SSH Agent loses identity while restart machine
Solution 1:
It's normal. The purpose of a key agent is just to hold decrypted keys in memory, but it will never write them to disk. (That would defeat the purpose – why not just unprotect the main key instead?)
So the keys must be unlocked on each login, and you need to automate this – on Linux using pam_ssh
is one option; it automatically uses your OS password to unlock the agent. Another similar module is pam_envoy
, which is slightly more reliable afaik (but requires systemd).
Both modules will start the agent itself and load keys automatically.
Solution 2:
On OS X, ssh-add has a special flag to connect to Keychain if you decide to store your private key in there.

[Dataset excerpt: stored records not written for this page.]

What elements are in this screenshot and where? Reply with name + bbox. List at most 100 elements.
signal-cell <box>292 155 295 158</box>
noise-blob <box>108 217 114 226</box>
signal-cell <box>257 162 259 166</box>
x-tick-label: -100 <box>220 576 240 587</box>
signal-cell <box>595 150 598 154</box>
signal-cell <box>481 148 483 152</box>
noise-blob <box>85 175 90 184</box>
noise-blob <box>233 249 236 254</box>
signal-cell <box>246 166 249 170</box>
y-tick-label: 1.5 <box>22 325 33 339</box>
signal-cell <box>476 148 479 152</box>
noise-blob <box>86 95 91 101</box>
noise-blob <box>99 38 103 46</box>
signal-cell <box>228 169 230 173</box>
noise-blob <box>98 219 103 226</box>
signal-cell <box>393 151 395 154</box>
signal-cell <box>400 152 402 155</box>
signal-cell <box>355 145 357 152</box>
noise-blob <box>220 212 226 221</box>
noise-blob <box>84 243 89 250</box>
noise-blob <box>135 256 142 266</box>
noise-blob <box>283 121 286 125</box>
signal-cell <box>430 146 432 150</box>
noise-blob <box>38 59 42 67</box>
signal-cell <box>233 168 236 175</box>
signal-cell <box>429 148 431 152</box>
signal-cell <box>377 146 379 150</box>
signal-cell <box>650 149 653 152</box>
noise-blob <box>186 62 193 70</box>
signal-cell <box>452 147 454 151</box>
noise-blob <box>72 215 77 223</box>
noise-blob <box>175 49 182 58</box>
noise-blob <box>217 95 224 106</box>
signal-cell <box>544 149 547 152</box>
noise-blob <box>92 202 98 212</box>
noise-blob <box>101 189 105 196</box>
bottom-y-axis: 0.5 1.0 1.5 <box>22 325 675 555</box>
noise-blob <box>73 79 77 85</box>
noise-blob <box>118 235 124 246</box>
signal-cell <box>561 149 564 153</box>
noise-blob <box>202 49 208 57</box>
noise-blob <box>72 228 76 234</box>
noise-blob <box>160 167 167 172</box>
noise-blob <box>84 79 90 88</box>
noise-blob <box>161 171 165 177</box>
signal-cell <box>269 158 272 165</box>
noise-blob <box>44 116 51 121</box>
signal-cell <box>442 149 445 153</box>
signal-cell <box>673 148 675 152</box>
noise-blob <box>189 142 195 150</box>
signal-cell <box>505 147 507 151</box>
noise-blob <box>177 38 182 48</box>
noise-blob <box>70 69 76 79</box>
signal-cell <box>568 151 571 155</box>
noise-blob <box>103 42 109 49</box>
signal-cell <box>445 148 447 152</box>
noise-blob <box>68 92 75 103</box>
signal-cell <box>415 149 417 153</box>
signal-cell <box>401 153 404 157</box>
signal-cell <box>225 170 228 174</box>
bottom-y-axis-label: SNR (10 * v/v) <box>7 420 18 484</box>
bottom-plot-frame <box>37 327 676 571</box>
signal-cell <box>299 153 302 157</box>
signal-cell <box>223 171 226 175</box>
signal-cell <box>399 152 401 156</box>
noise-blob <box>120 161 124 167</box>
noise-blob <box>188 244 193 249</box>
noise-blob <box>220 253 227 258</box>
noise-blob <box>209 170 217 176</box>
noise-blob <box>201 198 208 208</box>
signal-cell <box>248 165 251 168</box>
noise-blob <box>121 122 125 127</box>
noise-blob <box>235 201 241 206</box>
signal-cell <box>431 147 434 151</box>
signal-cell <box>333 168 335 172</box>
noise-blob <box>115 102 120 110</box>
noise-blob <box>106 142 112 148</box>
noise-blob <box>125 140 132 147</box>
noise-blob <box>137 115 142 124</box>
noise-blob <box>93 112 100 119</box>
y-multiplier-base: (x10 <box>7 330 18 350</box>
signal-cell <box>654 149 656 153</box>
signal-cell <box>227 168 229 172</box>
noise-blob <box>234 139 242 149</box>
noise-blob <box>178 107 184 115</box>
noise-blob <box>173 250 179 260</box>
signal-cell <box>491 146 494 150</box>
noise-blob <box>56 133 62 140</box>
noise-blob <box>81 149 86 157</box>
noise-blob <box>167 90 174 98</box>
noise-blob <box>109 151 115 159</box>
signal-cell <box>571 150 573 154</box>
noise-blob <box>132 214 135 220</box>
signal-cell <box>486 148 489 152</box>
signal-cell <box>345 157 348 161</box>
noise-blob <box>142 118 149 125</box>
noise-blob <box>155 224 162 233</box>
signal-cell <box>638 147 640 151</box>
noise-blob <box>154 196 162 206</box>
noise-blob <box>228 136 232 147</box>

Just run ssh-add -K ~/.ssh/id_rsa
.
I believe this answers your question more fully. This OS X specific flag is hard to find documentation for but it's been working since at least OS X Leopard.
Solution 3:
Try to this to your ~/.bashrc:
if [ ! -S ~/.ssh/id_rsa ]; then
eval `ssh-agent`
ln -sf "$SSH_AUTH_SOCK" ~/.ssh/id_rsa
ssh-add
fi
export SSH_AUTH_SOCK=~/.ssh/id_rsa
This should only prompt for the password once you are login.